Making my way to the copier, I lifted the lid and looked inside. It was an unlikely hunch, but I figured it was at least worth the effort, the last thing copied or scanned easily overlooked. But the glass plate was empty.
The cat snapped at me from the kitchen, a sharp meow this time, her hunger desperate.
“Don’t get your hopes up,” I warned her, crossing to the refrigerator, kneeling to open the door. But she was right. On the wire rack was a half-full bottle of milk, and beside it, an opened tin of sardines. The milk had turned, but the fish was still good. I put the tin on the floor, and the cat set greedily at it.
“Good girl,” I told her, reaching down to run my fingers along her back as she ate. She licked the tin clean, then stopped suddenly and lifted her head, her whole body tensing, her eyes on the open door.
Outside, something snapped in the passageway, feet rustling the weeds, the stride quick and purposeful. I crossed to the front window and peered out through the grime-streaked pane. A figure moved in the shadows below. Not Rahim. A woman.
Gripping the bar, I ducked into the bathroom and flattened myself against the wall. The woman started up the stairs, her shoes reverberating on the iron treads. Then she stopped on the landing, and I could hear her lingering in the doorway.
“Rahim?” she called. And then, in Portuguese, “Are you there?”
The cat answered with a plaintive meow, and the woman tried again, her voice quieter, more tentative. “Rahim?”

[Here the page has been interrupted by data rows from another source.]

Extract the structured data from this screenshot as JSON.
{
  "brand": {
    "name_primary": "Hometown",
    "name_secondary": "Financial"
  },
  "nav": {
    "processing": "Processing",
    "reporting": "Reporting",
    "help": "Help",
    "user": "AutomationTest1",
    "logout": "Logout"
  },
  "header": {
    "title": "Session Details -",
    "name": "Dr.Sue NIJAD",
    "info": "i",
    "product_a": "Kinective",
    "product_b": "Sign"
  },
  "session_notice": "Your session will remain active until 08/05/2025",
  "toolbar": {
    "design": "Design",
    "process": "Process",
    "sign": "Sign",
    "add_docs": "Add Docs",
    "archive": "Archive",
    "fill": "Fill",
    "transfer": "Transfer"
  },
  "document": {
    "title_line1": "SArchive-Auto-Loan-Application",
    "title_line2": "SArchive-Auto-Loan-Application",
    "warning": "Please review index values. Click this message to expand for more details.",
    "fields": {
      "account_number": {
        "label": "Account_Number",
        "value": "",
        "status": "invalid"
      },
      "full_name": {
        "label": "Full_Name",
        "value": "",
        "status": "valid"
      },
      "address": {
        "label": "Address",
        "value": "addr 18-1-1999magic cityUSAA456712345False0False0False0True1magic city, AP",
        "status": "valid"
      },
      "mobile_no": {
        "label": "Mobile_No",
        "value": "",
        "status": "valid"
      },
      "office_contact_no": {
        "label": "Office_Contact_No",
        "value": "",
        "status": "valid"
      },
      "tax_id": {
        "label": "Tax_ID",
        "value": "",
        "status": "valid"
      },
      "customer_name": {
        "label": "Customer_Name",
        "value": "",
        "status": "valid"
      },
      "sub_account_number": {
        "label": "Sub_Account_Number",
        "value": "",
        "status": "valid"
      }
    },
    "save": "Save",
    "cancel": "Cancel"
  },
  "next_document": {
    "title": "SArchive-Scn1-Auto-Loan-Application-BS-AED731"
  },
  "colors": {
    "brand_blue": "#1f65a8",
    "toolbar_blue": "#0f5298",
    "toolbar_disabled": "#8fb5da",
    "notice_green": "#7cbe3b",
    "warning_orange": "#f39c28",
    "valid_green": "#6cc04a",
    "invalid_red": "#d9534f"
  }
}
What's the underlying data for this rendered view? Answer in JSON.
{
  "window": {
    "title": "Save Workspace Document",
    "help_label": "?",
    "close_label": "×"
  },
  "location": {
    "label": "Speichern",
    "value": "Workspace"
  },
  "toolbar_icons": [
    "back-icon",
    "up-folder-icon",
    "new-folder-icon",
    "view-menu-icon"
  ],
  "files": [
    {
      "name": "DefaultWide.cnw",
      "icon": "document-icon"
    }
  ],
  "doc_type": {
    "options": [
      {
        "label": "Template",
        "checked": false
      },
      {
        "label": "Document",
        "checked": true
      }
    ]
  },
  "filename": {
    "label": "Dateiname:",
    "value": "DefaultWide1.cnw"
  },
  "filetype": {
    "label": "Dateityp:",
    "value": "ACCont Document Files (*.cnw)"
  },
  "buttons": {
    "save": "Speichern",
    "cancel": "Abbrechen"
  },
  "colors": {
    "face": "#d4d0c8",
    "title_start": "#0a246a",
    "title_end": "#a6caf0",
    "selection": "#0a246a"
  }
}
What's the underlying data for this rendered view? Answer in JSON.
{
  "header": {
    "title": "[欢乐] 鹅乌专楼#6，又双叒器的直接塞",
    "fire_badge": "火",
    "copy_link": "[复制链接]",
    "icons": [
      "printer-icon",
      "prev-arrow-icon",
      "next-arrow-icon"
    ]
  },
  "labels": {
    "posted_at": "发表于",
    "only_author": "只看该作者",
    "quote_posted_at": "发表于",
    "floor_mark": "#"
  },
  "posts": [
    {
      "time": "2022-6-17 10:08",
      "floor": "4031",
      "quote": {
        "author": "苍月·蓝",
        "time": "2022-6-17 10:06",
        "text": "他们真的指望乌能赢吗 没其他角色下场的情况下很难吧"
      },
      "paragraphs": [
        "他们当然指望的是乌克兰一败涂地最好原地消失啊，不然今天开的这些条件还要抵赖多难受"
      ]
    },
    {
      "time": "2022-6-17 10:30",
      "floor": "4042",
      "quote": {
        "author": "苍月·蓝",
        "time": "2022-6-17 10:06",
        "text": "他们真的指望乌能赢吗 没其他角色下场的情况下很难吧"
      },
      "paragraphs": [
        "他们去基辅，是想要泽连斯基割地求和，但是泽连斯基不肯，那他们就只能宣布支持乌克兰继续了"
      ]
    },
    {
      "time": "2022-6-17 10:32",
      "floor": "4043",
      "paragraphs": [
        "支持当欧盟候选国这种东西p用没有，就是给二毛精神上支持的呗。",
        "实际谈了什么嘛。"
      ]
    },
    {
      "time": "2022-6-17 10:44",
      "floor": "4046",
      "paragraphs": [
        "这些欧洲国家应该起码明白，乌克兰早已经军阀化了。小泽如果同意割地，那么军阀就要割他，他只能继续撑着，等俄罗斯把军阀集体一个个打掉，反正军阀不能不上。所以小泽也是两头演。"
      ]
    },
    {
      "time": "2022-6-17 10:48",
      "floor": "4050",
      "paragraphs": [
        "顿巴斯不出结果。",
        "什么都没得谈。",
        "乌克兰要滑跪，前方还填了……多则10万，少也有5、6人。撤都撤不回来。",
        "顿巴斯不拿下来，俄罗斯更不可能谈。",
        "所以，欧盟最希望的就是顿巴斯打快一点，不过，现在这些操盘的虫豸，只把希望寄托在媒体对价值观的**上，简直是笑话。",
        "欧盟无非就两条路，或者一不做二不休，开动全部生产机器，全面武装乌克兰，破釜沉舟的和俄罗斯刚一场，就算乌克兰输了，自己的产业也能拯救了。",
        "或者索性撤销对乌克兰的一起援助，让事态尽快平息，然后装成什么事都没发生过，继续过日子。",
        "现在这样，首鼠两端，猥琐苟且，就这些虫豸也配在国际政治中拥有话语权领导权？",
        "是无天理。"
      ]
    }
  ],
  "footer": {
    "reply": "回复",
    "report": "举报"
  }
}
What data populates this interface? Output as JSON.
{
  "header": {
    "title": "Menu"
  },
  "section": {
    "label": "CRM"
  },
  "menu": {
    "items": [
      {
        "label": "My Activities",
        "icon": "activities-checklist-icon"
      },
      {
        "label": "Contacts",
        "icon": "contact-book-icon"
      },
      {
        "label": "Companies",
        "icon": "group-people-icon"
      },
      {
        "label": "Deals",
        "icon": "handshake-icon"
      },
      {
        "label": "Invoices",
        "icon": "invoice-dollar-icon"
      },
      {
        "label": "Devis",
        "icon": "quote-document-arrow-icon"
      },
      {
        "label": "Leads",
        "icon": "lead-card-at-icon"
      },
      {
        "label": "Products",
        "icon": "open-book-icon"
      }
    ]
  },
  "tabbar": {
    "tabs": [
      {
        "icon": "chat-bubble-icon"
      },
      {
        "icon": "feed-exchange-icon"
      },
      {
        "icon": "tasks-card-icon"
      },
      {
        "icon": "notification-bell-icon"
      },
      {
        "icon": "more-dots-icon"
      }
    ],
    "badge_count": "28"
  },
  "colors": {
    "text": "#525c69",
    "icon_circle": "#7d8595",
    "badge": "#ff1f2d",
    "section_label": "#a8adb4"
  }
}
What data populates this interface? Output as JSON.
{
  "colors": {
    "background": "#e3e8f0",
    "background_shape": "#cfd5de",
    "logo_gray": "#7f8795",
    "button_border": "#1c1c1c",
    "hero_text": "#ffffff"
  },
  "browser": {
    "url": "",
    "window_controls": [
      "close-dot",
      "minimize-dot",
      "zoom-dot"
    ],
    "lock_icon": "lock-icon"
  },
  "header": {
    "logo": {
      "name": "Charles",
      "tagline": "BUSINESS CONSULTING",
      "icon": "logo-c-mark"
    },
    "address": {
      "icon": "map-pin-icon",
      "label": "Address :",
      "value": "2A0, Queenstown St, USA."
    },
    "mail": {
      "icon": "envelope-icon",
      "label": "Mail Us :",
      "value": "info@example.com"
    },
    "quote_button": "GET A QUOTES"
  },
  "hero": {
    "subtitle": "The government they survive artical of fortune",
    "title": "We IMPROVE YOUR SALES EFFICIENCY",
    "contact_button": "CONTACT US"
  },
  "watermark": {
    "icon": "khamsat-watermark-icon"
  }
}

She waited for a moment, as if debating whether or not to come in. Then I heard her footsteps on the stairs, going down this time.
I waited for her to finish her descent, then stepped out of the bathroom and made my way back to the window. A woman, I thought, watching her go. If she had known to come here, there must have been something beyond the casual between her and Rahim.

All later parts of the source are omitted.